Here is a simple code to verify it.

data = np.random.randint(low=0,high=500, size=(900,900,500), dtype=np.int16)  #default C-order
samll_volume = np.lib.stride_tricks.as_strided(data, (18,18,20,50,50,25), 

counts = 0
for i in range(18):
    for j in range(18):
        for k in range(20):
            if np.all(samll_volume[i,j,k,...] == data[i*50:(i+1) * 50, j*50:(j+1)*50, k*25:(k+1)*25]):
                counts += 1

print(counts)  #6480

But when I use the C-order stride in c++ code, it does not work, the F-order stride works.

What you seem to be looking for is called RegionOfInterestImageFilter in ITK. That way you don’t have to calculate the strides by hand. If you want to apply a filter only to a region of an image, you could take a look at this example.
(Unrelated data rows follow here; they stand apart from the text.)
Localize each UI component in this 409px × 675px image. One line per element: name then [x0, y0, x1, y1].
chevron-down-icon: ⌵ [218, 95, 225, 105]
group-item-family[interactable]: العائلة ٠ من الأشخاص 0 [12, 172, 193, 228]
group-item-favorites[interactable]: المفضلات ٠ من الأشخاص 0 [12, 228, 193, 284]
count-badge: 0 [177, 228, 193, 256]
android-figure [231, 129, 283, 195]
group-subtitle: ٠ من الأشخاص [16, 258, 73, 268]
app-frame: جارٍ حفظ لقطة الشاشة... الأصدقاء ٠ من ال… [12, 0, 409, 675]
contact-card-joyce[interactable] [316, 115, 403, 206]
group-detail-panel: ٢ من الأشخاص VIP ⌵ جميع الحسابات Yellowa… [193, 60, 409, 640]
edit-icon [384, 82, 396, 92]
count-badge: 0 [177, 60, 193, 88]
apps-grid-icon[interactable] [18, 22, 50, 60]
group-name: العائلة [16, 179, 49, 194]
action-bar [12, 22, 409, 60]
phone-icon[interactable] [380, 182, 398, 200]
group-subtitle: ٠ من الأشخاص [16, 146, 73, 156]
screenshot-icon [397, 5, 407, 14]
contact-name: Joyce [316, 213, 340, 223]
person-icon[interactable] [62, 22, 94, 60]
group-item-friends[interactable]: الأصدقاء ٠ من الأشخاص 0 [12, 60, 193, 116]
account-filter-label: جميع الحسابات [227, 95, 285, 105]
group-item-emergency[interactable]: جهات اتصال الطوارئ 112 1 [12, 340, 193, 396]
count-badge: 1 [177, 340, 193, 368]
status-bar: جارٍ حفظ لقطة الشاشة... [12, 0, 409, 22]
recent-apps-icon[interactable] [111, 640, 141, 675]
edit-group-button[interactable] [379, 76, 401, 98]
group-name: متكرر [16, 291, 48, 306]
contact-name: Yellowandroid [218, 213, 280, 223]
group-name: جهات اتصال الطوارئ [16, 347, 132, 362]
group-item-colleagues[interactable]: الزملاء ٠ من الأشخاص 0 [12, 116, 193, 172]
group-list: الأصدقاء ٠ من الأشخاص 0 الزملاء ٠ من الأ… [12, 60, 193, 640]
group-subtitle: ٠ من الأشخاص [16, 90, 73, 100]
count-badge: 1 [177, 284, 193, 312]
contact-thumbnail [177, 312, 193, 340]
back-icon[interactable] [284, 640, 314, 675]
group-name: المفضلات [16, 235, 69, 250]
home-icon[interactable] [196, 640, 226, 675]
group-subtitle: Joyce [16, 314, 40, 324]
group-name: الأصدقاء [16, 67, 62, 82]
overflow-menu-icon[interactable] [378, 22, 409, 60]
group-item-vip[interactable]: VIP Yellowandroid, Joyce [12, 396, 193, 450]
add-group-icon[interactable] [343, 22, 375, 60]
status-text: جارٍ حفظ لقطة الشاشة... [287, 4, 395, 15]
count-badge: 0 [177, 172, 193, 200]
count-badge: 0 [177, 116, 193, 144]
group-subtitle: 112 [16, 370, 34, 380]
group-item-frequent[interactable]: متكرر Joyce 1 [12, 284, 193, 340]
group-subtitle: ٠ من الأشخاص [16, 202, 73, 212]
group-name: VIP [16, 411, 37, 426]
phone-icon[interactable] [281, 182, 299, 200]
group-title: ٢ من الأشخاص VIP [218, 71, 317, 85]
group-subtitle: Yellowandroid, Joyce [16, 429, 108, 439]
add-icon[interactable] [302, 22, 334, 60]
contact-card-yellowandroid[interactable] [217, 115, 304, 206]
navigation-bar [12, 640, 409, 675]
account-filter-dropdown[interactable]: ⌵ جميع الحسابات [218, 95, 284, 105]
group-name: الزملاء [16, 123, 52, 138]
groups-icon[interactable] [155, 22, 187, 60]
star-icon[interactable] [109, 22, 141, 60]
Hi, thanks for your suggestion.
I am a green hand with itk. When I googled the solution to the question, some websites told me the RegionOfInterestImageFilter can solve it,I tried this. But my requirement is to need all the small volumes, not just one of them. Maybe I can change the RegionType::IndexType to Iteratively generate all small volumes. But I think it could be slower than using the raw pointer. I haven’t done relevant experiments yet, it’s just my inference. I will have a try!
Thanks again for your suggestion

Take a look at this example. If you replace median filter with RegionOfInterest you can do arbitrary processing with the resulting chunk.